In any case, you can download the dataset from [1] if you like. There are several 100 Mb big zip files containing a collection of tmx files (translation memory exchange) with European Legislation. The files contain multi-alignment texts in up to 24 languages. The files are encoded in UCS-2 little-endian. I know for a fact (because I compiled the data) that they don't contain characters outside of the BMP. The data is public and can be used freely (as in beer).
When I get some time, I will try to port the java app that is distributed with it to D (partially done yet).
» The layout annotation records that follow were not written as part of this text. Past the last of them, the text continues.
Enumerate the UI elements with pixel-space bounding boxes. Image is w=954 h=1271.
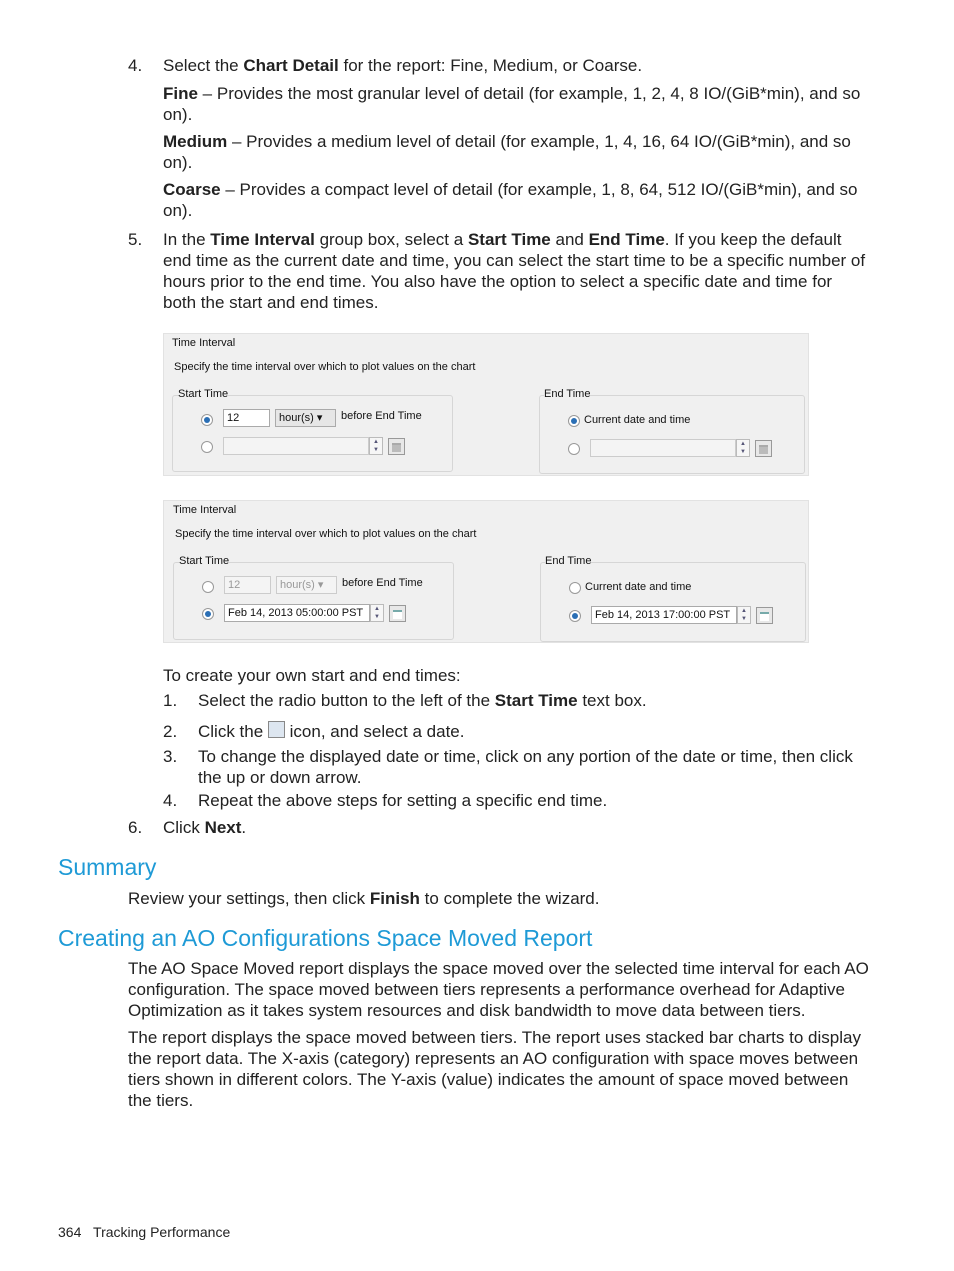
end-time-label: End Time: [544, 388, 591, 401]
start-date-input[interactable]: Feb 14, 2013 05:00:00 PST: [224, 604, 370, 622]
before-label: before End Time: [342, 577, 423, 589]
hours-input[interactable]: 12: [224, 576, 271, 594]
current-end-radio[interactable]: [569, 582, 581, 594]
start-date-input[interactable]: [223, 437, 369, 455]
fine-description: Fine – Provides the most granular level …: [163, 84, 861, 124]
substep-number: 1.: [163, 691, 178, 710]
substep-4: Repeat the above steps for setting a spe…: [198, 791, 608, 810]
calendar-icon[interactable]: [756, 607, 773, 624]
unit-dropdown[interactable]: hour(s) ▾: [275, 409, 336, 427]
relative-start-radio[interactable]: [202, 581, 214, 593]
summary-heading: Summary: [58, 854, 157, 880]
medium-description: Medium – Provides a medium level of deta…: [163, 132, 851, 172]
step-5-text: In the Time Interval group box, select a…: [163, 230, 866, 312]
end-time-group: [540, 562, 806, 642]
start-time-group: [172, 395, 453, 472]
ao-paragraph-1: The AO Space Moved report displays the s…: [128, 959, 869, 1020]
specific-start-radio[interactable]: [201, 441, 213, 453]
substep-3: To change the displayed date or time, cl…: [198, 747, 853, 787]
step-6-text: Click Next.: [163, 818, 247, 837]
document-page: 4. Select the Chart Detail for the repor…: [0, 0, 954, 1271]
substep-1: Select the radio button to the left of t…: [198, 691, 647, 710]
start-time-label: Start Time: [178, 388, 229, 401]
create-intro: To create your own start and end times:: [163, 666, 461, 685]
start-time-group: [173, 562, 454, 640]
specific-start-radio[interactable]: [202, 608, 214, 620]
page-footer: 364 Tracking Performance: [58, 1222, 230, 1243]
group-title: Time Interval: [173, 504, 237, 516]
spinner-icon[interactable]: ▲ ▼: [370, 604, 384, 622]
spinner-icon[interactable]: ▲ ▼: [736, 439, 750, 457]
ao-paragraph-2: The report displays the space moved betw…: [128, 1028, 861, 1110]
start-time-label: Start Time: [179, 555, 230, 568]
ao-report-heading: Creating an AO Configurations Space Move…: [58, 925, 593, 951]
chevron-down-icon: ▾: [317, 579, 324, 591]
description: Specify the time interval over which to …: [174, 361, 476, 373]
specific-end-radio[interactable]: [569, 610, 581, 622]
current-label: Current date and time: [584, 414, 691, 426]
substep-number: 4.: [163, 791, 178, 810]
hours-input[interactable]: 12: [223, 409, 270, 427]
spinner-icon[interactable]: ▲ ▼: [737, 606, 751, 624]
step-number: 6.: [128, 818, 143, 837]
end-time-group: [539, 395, 805, 474]
before-label: before End Time: [341, 410, 422, 422]
substep-number: 2.: [163, 722, 178, 741]
unit-dropdown[interactable]: hour(s) ▾: [276, 576, 337, 594]
summary-text: Review your settings, then click Finish …: [128, 889, 600, 908]
page-number: 364: [58, 1224, 82, 1240]
relative-start-radio[interactable]: [201, 414, 213, 426]
calendar-icon[interactable]: [388, 438, 405, 455]
end-date-input[interactable]: Feb 14, 2013 17:00:00 PST: [591, 606, 737, 624]
time-interval-screenshot-specific: Time Interval Specify the time interval …: [163, 500, 809, 643]
step-number: 4.: [128, 56, 143, 75]
end-time-label: End Time: [545, 555, 592, 568]
current-end-radio[interactable]: [568, 415, 580, 427]
specific-end-radio[interactable]: [568, 443, 580, 455]
calendar-icon: [267, 721, 285, 738]
chevron-down-icon: ▾: [316, 412, 323, 424]
calendar-icon[interactable]: [755, 440, 772, 457]
time-interval-screenshot-default: Time Interval Specify the time interval …: [163, 333, 809, 476]
description: Specify the time interval over which to …: [175, 528, 477, 540]
step-number: 5.: [128, 230, 143, 249]
step-4-text: Select the Chart Detail for the report: …: [163, 56, 643, 75]
substep-number: 3.: [163, 747, 178, 766]
current-label: Current date and time: [585, 581, 692, 593]
section-name: Tracking Performance: [93, 1224, 231, 1240]
coarse-description: Coarse – Provides a compact level of det…: [163, 180, 858, 220]
group-title: Time Interval: [172, 337, 236, 349]
calendar-icon[interactable]: [389, 605, 406, 622]
spinner-icon[interactable]: ▲ ▼: [369, 437, 383, 455]
substep-2: Click the icon, and select a date.: [198, 721, 465, 741]
end-date-input[interactable]: [590, 439, 736, 457]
[1]: https://ec.europa.eu/jrc/en/language-technologies/dgt-translation-memory
May 31
On 5/31/17 1:09 AM, Patrick Schluter wrote:
> In any case, you can download the dataset from [1] if you like. There
> are several 100 Mb big zip files containing a collection of tmx files
> (translation memory exchange) with European Legislation. The files
> contain multi-alignment texts in up to 24 languages. The files are
> encoded in UCS-2 little-endian. I know for a fact (because I compiled
> the data) that they don't contain characters outside of the BMP. The
> data is public and can be used freely (as in beer).
> When I get some time, I will try to port the java app that is
> distributed with it to D (partially done yet).
>
> [1]:
> https://ec.europa.eu/jrc/en/language-technologies/dgt-translation-memory

Thanks, I'll bookmark it for later use.

-Steve
August 08
On Wednesday, 24 May 2017 at 13:39:57 UTC, Mike Parker wrote:
> Some of you may remember Jon Degenhardt's talk from one of the Silicon Valley D meetups, where he described the performance improvements he saw when he rewrote some of eBay's command line tools in D. He has now put the effort into crafting a blog post on the same topic, where he takes D version of a command-line tool written in Python and incrementally improves its performance.
>
> The blog:
> https://dlang.org/blog/2017/05/24/faster-command-line-tools-in-d/
>
> Reddit:
> https://www.reddit.com/r/programming/comments/6d25mg/faster_command_line_tools_in_d/

Heh, happened to notice that this blog post now has 21 comments, with people posting links to versions in Go, C++, and Kotlin up till this week, months after the post went up! :D
August 08
On Tuesday, 8 August 2017 at 21:51:30 UTC, Joakim wrote:
> On Wednesday, 24 May 2017 at 13:39:57 UTC, Mike Parker wrote:
>> Some of you may remember Jon Degenhardt's talk from one of the Silicon Valley D meetups, where he described the performance improvements he saw when he rewrote some of eBay's command line tools in D. He has now put the effort into crafting a blog post on the same topic, where he takes D version of a command-line tool written in Python and incrementally improves its performance.
>>
>> The blog:
>> https://dlang.org/blog/2017/05/24/faster-command-line-tools-in-d/
>>
>> Reddit:
>> https://www.reddit.com/r/programming/comments/6d25mg/faster_command_line_tools_in_d/
>
> Heh, happened to notice that this blog post now has 21 comments, with people posting links to versions in Go, C++, and Kotlin up till this week, months after the post went up! :D

There was also a Haskell version on Reddit.